Wednesday, January 20, 2016

California Expands on PPACA's SBC Translation Requirements for Health Plans in 2016

California's SB 388 adds translation requirements to PPACA's uniform Summary of Benefits and Coverage (SBC) information. As of July 1, 2016, the Department of Managed Health Care (DMHC) and the California Department of Insurance are to make available on their internet sites written translations of the SBC templates in the required language groups and requires plan sponsors to implement them by October 1, 2016.

Existing Law 

California law requires health plans and insurers to translate vital documents into languages other than English for their non-English speaking enrollees. The languages for which written translations are required are based on the populations served. Documents that must be translated include: applications, consent forms and notices pertaining to the denial, reduction, modification or termination of benefits, and the right to file a complaint or appeal.  This law adds SBCs to that list.

Obamacare requires health plans and insurers to provide consumers with an SBC to help them evaluate and compare insurance options. The SBC include features of coverage such as covered benefits, cost-sharing provisions, and coverage limitations as well as a standard glossary of terms.  In practice however, many enrollees and practitioners in the field have found these SBCs to be confusing, and often inaccurate.  PPACA requires this information to be provided in a “culturally and linguistically appropriate manner.”

Federal guidance on what is culturally and linguistically appropriate is inconsistent with California’s language access rules. The federal rule requires the summary of benefits and coverage be translated when 10% of a limited-English proficient (LEP) population resides in the plan's county.

California’s Translation Requirements Go Further

California law requires vital documents to be translated whenever an (LEP) population is a certain percent of the plan’s enrollment, which holds plans directly accountable for the cultural and linguistic access of their members.

Medi-Cal, for example, defines such a threshold language as a language that has been identified as the primary language of 3,000 beneficiaries or five percent of the beneficiary population, whichever is lower, in an identified geographic area.
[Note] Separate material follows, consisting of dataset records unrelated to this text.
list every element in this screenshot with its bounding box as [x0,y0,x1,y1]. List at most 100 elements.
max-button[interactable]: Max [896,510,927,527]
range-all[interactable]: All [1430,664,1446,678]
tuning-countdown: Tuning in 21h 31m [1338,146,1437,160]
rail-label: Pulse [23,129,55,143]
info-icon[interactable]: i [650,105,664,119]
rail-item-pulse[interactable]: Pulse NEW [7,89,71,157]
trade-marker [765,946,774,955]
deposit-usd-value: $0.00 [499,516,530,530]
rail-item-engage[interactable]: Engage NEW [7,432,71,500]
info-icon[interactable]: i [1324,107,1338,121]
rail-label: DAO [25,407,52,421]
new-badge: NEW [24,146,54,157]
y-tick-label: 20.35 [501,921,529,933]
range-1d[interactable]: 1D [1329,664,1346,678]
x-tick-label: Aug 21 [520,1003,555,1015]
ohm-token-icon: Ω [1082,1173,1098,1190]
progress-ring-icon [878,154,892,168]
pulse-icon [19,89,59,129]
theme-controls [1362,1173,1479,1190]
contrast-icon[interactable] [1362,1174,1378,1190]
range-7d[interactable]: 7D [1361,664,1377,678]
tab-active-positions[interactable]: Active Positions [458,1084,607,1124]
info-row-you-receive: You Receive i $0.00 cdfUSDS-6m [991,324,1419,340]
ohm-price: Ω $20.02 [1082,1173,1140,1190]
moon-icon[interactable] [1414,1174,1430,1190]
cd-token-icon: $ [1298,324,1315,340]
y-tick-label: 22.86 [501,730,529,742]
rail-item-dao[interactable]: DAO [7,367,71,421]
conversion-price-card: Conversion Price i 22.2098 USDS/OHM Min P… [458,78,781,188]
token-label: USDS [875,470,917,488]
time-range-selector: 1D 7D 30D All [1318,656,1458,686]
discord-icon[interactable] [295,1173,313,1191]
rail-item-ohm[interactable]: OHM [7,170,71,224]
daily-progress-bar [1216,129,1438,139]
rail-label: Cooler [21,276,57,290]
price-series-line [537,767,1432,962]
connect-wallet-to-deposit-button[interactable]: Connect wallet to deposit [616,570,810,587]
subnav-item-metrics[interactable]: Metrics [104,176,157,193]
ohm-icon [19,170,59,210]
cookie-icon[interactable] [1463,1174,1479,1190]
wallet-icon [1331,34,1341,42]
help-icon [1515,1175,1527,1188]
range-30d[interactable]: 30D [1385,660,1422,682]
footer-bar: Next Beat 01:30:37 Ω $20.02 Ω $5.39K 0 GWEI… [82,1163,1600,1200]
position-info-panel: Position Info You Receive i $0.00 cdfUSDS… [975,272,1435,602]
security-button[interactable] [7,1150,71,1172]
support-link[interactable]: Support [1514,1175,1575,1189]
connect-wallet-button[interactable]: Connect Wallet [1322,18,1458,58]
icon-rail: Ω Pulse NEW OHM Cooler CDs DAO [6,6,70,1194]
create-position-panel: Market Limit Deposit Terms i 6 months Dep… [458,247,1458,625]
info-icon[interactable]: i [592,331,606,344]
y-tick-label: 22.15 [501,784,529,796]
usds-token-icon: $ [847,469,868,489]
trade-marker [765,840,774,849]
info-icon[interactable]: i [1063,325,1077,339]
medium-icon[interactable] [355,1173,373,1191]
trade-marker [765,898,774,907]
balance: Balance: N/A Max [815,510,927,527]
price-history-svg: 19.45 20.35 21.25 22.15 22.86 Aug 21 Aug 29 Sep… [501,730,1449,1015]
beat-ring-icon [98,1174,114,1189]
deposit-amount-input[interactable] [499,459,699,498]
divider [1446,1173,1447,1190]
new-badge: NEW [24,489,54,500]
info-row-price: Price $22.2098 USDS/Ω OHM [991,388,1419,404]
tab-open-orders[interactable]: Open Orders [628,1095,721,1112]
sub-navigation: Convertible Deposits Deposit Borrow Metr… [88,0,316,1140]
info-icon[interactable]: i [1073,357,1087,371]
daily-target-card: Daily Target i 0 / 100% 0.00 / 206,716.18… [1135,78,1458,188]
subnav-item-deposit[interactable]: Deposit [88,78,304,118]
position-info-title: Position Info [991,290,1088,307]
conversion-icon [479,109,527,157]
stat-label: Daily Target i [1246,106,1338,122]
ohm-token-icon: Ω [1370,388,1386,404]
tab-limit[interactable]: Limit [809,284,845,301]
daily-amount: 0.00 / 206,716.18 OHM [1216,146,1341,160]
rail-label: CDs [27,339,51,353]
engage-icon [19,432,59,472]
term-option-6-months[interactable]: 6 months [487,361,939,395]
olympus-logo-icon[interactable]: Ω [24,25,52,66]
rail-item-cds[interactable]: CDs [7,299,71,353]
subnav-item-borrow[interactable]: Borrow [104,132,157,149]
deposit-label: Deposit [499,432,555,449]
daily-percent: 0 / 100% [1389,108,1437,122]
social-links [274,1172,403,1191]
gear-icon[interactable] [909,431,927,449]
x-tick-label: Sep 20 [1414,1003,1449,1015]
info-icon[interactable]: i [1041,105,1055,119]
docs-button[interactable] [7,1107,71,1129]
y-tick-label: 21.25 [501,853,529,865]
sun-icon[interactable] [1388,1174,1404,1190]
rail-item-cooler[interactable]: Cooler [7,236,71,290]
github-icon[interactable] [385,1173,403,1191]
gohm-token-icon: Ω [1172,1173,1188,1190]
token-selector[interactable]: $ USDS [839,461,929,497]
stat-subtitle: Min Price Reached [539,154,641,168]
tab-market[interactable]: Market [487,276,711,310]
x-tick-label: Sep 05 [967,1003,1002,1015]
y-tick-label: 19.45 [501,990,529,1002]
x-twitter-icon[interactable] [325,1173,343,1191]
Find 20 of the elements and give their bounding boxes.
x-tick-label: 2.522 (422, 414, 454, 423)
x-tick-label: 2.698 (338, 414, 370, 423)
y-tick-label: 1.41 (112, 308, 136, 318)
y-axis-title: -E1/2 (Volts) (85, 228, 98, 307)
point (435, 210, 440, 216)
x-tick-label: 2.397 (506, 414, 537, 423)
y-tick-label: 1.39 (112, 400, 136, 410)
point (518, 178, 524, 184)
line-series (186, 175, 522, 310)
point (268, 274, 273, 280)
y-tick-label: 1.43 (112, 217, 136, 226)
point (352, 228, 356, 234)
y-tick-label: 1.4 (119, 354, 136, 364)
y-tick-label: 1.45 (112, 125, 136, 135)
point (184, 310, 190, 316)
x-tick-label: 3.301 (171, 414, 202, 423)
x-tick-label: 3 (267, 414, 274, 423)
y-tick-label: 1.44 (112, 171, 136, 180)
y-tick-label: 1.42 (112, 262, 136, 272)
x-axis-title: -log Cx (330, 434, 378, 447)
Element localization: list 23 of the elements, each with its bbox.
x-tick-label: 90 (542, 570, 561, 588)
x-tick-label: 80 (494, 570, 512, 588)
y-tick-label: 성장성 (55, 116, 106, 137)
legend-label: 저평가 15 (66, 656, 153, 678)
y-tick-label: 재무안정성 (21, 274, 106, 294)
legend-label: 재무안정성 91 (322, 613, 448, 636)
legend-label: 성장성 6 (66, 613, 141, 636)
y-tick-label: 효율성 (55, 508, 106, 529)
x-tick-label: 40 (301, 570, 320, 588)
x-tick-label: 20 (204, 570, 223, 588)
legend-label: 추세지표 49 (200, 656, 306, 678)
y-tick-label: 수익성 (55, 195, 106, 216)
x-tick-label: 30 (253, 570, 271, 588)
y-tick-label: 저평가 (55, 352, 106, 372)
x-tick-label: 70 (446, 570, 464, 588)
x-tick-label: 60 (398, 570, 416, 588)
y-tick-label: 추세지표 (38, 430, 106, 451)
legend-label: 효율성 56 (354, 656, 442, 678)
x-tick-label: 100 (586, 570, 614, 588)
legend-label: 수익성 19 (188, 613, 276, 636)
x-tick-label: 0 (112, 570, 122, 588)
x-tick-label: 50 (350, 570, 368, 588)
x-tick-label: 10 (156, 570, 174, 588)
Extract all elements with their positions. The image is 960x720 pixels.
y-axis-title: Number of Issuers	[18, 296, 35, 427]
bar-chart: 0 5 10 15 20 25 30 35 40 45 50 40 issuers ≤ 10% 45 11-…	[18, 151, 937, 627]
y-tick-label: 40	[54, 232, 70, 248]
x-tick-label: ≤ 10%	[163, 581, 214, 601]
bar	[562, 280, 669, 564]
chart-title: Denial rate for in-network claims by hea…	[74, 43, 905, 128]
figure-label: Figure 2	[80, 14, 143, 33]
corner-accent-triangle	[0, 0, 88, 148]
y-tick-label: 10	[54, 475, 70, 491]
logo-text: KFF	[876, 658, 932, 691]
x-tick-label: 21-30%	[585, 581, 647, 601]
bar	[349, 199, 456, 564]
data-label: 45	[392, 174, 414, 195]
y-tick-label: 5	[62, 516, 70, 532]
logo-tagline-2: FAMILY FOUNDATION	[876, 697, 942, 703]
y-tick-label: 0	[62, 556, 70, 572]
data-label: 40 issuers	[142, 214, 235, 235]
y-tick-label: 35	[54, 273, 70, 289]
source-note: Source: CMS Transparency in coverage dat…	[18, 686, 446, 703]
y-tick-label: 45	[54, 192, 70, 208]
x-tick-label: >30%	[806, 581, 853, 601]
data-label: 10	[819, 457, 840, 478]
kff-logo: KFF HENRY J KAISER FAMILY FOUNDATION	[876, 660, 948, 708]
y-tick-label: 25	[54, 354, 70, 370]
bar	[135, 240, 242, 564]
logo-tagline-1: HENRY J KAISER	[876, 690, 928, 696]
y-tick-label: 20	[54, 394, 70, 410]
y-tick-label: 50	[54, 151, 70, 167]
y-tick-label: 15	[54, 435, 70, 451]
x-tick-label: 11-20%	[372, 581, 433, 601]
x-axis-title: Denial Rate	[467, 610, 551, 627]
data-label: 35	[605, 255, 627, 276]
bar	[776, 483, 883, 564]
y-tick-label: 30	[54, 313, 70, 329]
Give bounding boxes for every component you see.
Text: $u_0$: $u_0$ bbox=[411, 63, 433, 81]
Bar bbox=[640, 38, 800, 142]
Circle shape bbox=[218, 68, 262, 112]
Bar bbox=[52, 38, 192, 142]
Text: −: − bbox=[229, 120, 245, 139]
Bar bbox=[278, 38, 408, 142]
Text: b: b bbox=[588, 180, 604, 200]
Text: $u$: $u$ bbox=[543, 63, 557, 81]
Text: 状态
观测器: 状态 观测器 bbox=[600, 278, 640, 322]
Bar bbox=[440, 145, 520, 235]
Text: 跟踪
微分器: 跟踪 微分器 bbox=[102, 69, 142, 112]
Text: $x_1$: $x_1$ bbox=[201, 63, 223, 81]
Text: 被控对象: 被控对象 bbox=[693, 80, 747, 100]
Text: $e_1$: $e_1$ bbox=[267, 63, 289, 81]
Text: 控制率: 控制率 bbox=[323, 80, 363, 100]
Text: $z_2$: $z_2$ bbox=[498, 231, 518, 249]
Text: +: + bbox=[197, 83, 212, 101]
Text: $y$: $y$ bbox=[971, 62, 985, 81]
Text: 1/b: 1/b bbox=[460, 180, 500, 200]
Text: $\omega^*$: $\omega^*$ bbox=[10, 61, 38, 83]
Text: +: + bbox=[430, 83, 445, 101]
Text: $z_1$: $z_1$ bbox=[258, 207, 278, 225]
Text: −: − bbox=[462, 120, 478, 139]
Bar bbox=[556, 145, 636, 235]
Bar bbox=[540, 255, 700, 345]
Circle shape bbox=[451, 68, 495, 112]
Thirteen distinct languages qualify as threshold languages, according to a May 2014 Medi-Cal statistical brief. Those languages are:

  • Spanish 
  • Vietnamese
  • Cantonese
  • Armenian 
  • Russian
  • Mandarin 
  • Tagalog
  • Korean 
  • Arabic 
  • Hmong 
  • Farsi 
  • Cambodian, and 
  • other Chinese. 
Spanish is the most frequently occurring, threshold language (34.5 percent) and was represented in the greatest number of counties (49). Los Angeles has the greatest number of threshold languages (12) of any county.

The DMHC also makes available, on its website, threshold languages by health plan. For example, Molina Health Care of California has the following threshold languages identified: English, Spanish, Vietnamese, Chinese, Russian, and Hmong.

California residents speak over 100 different languages and more than 40 percent speak a language other than English. Although federal law requires the SBC to be provided in a culturally and linguistically appropriate manner, the federal definition doesn't reach as far as California's.  In San Francisco, the federal standard for California requires translation into two languages, Spanish and Chinese.  But now under this California law there will be ten languages that meet language access thresholds in San Francisco: Spanish, Vietnamese, Chinese, Korean, Tagalog, Russian, Armenian, Khmer, Arabic and Hmong, with Spanish, Chinese, and Vietnamese being the most commonly required language for translations.


By July 1, 2016, the state will develop written translations of the template uniform SBC for all language groups identified by the State Department of Health Care Services in all plan letters as of August 27, 2014, for translation services pursuant to Section 14029.91 of the Welfare and Institutions Code.  Health plans are to adopt these translations by October 1, 2016.